What and how do we measure in learner-learner interaction research? Irena Galikyan (doctoral student at ICLON) defends her thesis on this subject on April 14.
Growing data on learner-learner interaction
Learner-learner interaction refers to the communication between learners enrolled in a course. In digital learning environments, learner-learner interactions are largely “forced” on learners in the hope that these interactions will compensate for the limited instructor presence if necessary. This inevitably results in more and more data on learner-learner interactions and more and more analyzes of this data. However, the multitude of data and analysis does not provide clear answers about the role that learner-learner interaction plays in learning in digital learning environments.
Galikyan’s thesis examines how the multidimensionality of learner-learner interaction data and the multi-facet of learner-learner interaction itself impact the measurement of learner-learner interaction in learning environments digital.

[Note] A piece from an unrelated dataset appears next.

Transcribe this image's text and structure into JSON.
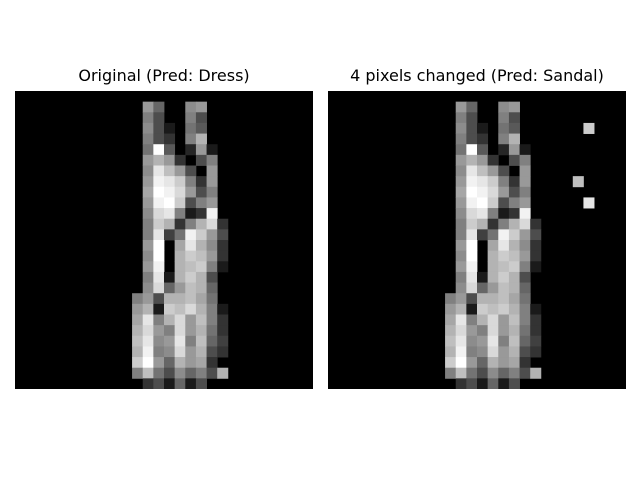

Despite the abundance of data on learner interaction, we are still unable to spot the good, the bad, and the ugly. On the other hand, the theses demonstrate the complexity with which the different aspects of learner-learner interaction, captured by the different approaches to the measurement of learner-learner interaction, interrelate in learning in learning environments. digital.
Journey through a maze
Galikyan concludes that measuring learner-learner interaction is often like traveling through a maze. Researchers must be ready to start maneuvering through the maze and choosing appropriate pathways as soon as they decide to study learner-learner interaction in digital learning environments. The choices are almost endless and are sometimes so small that they can seem insignificant. Moreover, each choice will have its own weight and impact on the measurement of learner-learner interaction.